Review

How the Other Half Loves

By Alan Ayckbourn

Theatre Royal Bath

Until Saturday October 7

ALAN Ayckbourn has the measure of well-meaning bumbling humanity where the guilty slip the net and the innocent cause havoc crashing around in a fog of misunderstanding.

How the Other Half Loves was one of his earliest plays, yet the concept and execution of the idea constitute a masterclass in comedy.

A minor infidelity, involving two of the six characters, involves the rest in a maelstrom of domestic chaos.

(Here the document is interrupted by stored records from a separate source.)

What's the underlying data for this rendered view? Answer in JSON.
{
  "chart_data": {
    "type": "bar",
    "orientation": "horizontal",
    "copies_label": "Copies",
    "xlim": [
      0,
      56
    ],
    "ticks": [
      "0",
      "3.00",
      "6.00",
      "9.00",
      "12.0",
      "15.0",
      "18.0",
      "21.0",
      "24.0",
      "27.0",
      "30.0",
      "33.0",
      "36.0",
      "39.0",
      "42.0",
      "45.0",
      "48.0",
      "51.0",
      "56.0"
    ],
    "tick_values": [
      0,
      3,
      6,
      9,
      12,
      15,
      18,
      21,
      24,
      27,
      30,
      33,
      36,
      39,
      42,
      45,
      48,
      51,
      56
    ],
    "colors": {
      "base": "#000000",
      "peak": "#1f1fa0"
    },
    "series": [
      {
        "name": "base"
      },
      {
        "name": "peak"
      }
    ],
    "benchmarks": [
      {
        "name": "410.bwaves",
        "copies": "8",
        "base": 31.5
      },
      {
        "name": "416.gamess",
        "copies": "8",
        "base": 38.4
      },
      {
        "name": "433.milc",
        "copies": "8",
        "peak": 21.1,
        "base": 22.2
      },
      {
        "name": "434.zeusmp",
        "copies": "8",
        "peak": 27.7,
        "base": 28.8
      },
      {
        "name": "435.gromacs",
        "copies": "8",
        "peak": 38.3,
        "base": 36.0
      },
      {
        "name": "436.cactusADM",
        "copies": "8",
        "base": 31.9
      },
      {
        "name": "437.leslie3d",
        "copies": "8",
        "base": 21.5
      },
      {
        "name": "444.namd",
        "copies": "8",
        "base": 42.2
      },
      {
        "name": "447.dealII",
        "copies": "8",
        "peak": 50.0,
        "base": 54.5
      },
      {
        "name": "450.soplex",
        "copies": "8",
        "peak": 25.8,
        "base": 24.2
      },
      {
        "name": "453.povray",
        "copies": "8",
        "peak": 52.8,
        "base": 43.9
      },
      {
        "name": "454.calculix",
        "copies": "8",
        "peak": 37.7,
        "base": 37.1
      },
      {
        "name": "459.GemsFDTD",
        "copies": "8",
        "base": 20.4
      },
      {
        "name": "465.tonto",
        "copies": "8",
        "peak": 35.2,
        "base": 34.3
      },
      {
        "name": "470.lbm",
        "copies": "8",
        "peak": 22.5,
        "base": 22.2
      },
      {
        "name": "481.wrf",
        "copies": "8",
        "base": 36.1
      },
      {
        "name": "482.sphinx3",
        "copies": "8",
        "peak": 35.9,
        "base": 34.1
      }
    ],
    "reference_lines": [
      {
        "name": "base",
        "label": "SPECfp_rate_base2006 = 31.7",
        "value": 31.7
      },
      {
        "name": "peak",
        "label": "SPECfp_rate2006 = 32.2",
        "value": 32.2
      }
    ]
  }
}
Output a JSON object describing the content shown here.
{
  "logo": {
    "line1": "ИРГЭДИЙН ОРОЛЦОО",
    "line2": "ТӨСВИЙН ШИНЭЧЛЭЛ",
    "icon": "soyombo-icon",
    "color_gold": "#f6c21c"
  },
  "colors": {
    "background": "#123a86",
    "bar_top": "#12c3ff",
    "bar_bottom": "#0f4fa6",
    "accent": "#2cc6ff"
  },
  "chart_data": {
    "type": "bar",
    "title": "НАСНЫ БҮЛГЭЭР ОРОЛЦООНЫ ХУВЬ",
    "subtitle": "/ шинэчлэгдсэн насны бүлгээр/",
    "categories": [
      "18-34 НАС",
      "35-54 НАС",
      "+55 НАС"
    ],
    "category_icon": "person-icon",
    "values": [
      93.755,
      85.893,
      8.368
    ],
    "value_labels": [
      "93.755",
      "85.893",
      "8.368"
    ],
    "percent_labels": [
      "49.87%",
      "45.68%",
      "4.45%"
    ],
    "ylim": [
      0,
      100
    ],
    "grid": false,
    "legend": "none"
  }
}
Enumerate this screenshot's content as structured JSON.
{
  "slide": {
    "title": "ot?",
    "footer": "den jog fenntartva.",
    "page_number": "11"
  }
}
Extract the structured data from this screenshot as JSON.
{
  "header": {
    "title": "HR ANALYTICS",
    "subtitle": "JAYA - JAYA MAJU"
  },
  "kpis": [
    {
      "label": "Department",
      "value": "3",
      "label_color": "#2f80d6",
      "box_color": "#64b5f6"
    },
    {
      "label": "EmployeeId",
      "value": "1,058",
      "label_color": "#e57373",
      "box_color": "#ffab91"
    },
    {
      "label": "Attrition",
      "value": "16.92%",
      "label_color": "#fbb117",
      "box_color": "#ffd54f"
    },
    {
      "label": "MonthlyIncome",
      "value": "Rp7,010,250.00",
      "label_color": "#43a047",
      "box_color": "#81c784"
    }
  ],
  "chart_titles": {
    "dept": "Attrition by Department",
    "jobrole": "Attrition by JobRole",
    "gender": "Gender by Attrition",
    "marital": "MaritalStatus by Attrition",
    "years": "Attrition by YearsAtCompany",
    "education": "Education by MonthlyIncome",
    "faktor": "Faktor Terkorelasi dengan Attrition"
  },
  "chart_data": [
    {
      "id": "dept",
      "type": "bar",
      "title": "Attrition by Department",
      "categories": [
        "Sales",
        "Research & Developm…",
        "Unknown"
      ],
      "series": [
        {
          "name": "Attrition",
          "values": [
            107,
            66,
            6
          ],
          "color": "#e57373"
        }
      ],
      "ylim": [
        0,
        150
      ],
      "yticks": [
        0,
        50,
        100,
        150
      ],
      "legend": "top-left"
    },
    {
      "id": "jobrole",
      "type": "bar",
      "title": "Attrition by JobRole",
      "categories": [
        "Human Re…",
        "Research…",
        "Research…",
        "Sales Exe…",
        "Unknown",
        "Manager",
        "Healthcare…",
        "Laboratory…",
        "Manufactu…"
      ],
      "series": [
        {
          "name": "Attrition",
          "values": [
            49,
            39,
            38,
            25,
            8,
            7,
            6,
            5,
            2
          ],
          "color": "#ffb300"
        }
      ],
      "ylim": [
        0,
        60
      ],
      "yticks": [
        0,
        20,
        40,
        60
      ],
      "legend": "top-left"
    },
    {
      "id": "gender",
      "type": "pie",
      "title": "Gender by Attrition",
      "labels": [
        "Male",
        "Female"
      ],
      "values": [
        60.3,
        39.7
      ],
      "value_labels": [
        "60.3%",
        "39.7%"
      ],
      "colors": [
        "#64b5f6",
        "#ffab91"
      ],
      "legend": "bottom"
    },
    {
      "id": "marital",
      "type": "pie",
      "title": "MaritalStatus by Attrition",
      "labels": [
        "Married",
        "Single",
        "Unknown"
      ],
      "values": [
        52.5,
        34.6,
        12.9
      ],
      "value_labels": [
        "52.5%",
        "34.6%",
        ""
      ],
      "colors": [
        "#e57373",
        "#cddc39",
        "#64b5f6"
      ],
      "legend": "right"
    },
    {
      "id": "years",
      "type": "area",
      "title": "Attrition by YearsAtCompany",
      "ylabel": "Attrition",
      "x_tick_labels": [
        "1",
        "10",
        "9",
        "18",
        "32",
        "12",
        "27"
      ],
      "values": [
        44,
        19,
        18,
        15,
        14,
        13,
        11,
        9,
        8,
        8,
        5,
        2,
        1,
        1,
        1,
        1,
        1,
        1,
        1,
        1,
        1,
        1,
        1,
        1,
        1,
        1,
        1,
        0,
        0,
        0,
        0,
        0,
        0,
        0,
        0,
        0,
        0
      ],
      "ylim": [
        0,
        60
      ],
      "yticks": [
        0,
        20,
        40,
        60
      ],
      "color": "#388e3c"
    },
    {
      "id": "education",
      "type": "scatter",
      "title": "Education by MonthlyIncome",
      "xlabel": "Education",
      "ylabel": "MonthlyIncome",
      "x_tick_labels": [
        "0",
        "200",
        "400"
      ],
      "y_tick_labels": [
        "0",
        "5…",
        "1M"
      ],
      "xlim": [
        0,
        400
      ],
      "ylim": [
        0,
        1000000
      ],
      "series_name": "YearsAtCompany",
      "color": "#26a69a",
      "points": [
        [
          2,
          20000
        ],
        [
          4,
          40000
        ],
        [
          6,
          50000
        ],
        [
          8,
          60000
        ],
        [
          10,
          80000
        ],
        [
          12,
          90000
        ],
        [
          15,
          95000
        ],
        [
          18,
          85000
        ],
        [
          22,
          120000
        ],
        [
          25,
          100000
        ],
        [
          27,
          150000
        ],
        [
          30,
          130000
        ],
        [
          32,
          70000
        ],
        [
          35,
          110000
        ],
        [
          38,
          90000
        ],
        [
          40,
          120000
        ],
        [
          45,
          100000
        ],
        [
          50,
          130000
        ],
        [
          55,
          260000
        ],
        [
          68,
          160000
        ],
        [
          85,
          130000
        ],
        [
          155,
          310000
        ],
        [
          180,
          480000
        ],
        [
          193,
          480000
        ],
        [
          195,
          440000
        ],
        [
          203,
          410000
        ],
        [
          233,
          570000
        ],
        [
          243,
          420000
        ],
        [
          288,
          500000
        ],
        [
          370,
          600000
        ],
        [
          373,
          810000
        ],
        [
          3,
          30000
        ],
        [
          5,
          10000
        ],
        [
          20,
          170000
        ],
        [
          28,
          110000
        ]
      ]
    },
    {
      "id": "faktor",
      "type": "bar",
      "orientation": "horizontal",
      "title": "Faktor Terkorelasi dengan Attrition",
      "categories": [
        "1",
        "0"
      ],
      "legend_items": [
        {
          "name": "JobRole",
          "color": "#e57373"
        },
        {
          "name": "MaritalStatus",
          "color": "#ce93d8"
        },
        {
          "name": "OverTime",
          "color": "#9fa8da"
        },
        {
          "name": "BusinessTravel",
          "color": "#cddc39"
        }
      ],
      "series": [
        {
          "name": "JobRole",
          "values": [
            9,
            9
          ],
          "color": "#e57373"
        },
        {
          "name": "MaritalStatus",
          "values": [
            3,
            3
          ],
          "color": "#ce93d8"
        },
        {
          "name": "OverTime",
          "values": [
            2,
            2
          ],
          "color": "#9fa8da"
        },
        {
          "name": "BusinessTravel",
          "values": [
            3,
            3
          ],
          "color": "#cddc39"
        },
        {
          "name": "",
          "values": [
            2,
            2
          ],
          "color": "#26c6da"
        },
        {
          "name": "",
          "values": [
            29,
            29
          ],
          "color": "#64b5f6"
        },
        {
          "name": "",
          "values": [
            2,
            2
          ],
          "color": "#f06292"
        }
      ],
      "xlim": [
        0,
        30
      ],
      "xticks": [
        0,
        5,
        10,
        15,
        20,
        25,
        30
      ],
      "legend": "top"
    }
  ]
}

The set represents two households, but not simply positioned side by side. They intermesh with one another, which creates a brilliant scene of two dinner parties, with the same people on two different evenings, where the timing is split second perfect as the dialogue and action flicks from one household and one evening to the other. It is breathless stuff.

The cast features the cream of contemporary British comedy actors, Caroline Langrishe, Robert Daws, Sara Crowe and Matthew Cottle with Charlie Brooks and Leon Ockenden.

As an ensemble they were simply hilarious. They had the audience howling with laughter. But none more so than the inimitable scene-stealer Sara Crowe, playing the timid, mouse-like wife of a nice but boring husband. Her body language had us all cringing in sympathy with her agonizing social ineptitude, laughing with her, rather than at her.

Matthew Cottle is her perfect foil playing the husband with no discernable personality.

Robert Daws was a treat as the well-meaning, slightly pompous businessman whose firm grasp of the wrong end of the stick starts the whole farce rolling.

The evening is a sheer tonic. There is also some great nostalgic Sixties music as a scene setter.